Intuition for complex dot product

Question

I am studying the complex dot product and I am trying to develop an intuition for it. The real part seems to tell me the real dot product, if the complex vectors in $\mathbb{C}^n$ are viewed as real vectors in $\mathbb{C}^{2n}$. So this would be a measure of how similar the complex vectors are. But what information do we gain from the complex part?

Answer 1

The standard embedding of the complex numbers as matrices sends $a+bi$ to the $2\times 2$ matrix $$\begin{pmatrix}a&-b\\b&a\end{pmatrix}.$$

(There is another embedding into $M_2(\mathbb R)$ which is just the conjugate.)

Then a complex vector: $$v=\begin{pmatrix}v_1\\v_2\\ \vdots\\ v_n\end{pmatrix}$$ corresponds to a $2n\times 2$ real matrix, $A_v$. The interesting fact is that $A_v^T$ corresponds to the horizontal vector $\left(\overline{v_1},\dots,\overline{v_n}\right).$ Then the $2\times 2$ matrix, $A_v^TA_w,$ corresponds to $\sum_{i=1}^n\overline{v_i}w_i$.

Answer 2

A vector $v \in \mathbb{C}^n$ can be expressed as $$ v\ =\ \begin{bmatrix} a_1 + ib_1 \\ \vdots \\ a_n + ib_n \end{bmatrix}\ =\ \begin{bmatrix} a_1 \\ \vdots \\ a_n \end{bmatrix}\ +\ i\begin{bmatrix} b_1 \\ \vdots \\ b_n \end{bmatrix}\ =\ \Re(v)+i\Im(v) $$

As explained on Wikipedia, if we want to endow this vector space with an inner-product that induces a positive-definite norm, $$ \langle v,v \rangle \geq 0,\ \ \text{(equality iff $v \equiv 0$)} $$ then it is sensible to define (for any $u,v \in \mathbb{C}^n$) $$ \langle u,v \rangle := \sum_i \bar{u}_i v_i $$ or equivalently, \begin{align} \langle u,v \rangle &= \big{(}\Re(u)^\top-i\Im(u)^\top\big{)}\big{(}\Re(v)+i\Im(v)\big{)}\\ &= \big{(}\Re(u)^\top\Re(v) + \Im(u)^\top \Im(v)\big{)} + i\big{(}\Re(u)^\top \Im(v) - \Im(u)^\top\Re(v)\big{)}\\ &= \Re\big{(}\langle u,v \rangle\big{)} + i \Im\big{(}\langle u,v \rangle\big{)} \end{align}

We see that, $$ \frac{\Re\big{(}\langle u,v \rangle\big{)}}{\sqrt{\langle u,u \rangle \langle v,v \rangle}} = \frac{\Re(u)^\top\Re(v) + \Im(u)^\top \Im(v)}{\sqrt{\langle u,u \rangle \langle v,v \rangle}} = \cos(\theta) $$ where $\theta$ is, real-geometrically, the angle between $\begin{bmatrix} \Re(u) \\ \Im(u) \end{bmatrix}$ and $\begin{bmatrix} \Re(v) \\ \Im(v) \end{bmatrix}$.

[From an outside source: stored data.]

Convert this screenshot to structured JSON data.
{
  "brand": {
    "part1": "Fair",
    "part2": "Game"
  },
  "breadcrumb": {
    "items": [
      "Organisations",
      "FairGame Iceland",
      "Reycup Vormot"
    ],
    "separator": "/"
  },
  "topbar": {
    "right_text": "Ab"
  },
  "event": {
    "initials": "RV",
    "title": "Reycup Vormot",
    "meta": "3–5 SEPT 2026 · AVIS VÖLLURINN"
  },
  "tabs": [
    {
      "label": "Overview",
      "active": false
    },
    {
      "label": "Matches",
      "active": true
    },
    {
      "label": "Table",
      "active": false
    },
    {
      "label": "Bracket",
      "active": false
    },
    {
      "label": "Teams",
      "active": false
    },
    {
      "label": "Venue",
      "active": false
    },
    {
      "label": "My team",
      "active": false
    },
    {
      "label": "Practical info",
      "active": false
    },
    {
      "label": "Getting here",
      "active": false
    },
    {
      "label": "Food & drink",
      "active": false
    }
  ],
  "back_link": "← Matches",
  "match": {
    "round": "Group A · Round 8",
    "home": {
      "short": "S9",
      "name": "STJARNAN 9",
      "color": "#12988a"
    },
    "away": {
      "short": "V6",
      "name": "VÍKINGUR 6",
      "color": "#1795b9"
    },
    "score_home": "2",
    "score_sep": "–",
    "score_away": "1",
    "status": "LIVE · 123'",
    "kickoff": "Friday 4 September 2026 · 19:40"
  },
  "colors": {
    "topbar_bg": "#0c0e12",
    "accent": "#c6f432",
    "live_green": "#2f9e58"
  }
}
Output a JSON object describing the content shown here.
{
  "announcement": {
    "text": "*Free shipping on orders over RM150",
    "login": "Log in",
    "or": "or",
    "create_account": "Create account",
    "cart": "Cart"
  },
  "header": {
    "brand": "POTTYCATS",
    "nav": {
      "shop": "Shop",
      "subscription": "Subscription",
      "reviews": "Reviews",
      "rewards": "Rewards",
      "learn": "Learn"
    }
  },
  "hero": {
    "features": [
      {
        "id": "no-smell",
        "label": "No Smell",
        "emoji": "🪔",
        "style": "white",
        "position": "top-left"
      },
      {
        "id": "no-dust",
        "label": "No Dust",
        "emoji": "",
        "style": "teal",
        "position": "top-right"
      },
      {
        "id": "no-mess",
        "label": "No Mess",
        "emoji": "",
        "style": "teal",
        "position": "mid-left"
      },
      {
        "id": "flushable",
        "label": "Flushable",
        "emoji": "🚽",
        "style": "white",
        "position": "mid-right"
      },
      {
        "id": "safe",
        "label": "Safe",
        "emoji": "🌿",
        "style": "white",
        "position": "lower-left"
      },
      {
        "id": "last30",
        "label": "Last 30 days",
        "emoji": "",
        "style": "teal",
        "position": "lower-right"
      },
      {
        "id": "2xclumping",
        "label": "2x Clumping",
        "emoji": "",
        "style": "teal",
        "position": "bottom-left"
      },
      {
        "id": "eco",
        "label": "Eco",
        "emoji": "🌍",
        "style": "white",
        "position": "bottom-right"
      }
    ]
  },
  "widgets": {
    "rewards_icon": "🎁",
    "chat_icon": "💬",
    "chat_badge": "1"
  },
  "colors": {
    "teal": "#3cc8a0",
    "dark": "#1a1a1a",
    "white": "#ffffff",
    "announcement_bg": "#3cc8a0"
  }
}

On the other hand, $$ \frac{\Im\big{(}\langle u,v \rangle\big{)}}{\sqrt{\langle u,u \rangle \langle v,v \rangle}} = \frac{\Re(u)^\top \Im(v) - \Im(u)^\top\Re(v)}{\sqrt{\langle u,u \rangle \langle v,v \rangle}} = \cos(\phi) $$ where $\phi$ is, real-geometrically, the angle between $\begin{bmatrix} \Re(u) \\ \Im(u) \end{bmatrix}$ and $\begin{bmatrix} \Im(v) \\ -\Re(v) \end{bmatrix}$.

The latter real vector is the same as the one that defined $\theta$, but rotated $90$ degrees about the axis normal to the "complex plane" subspace. In the simple case of $\mathbb{C}^1$, we have $\phi = \theta - \frac{\pi}{2}$ and thus, $$ \frac{\Im\big{(}\langle u,v \rangle\big{)}}{\sqrt{\langle u,u \rangle \langle v,v \rangle}} = \sin(\theta) $$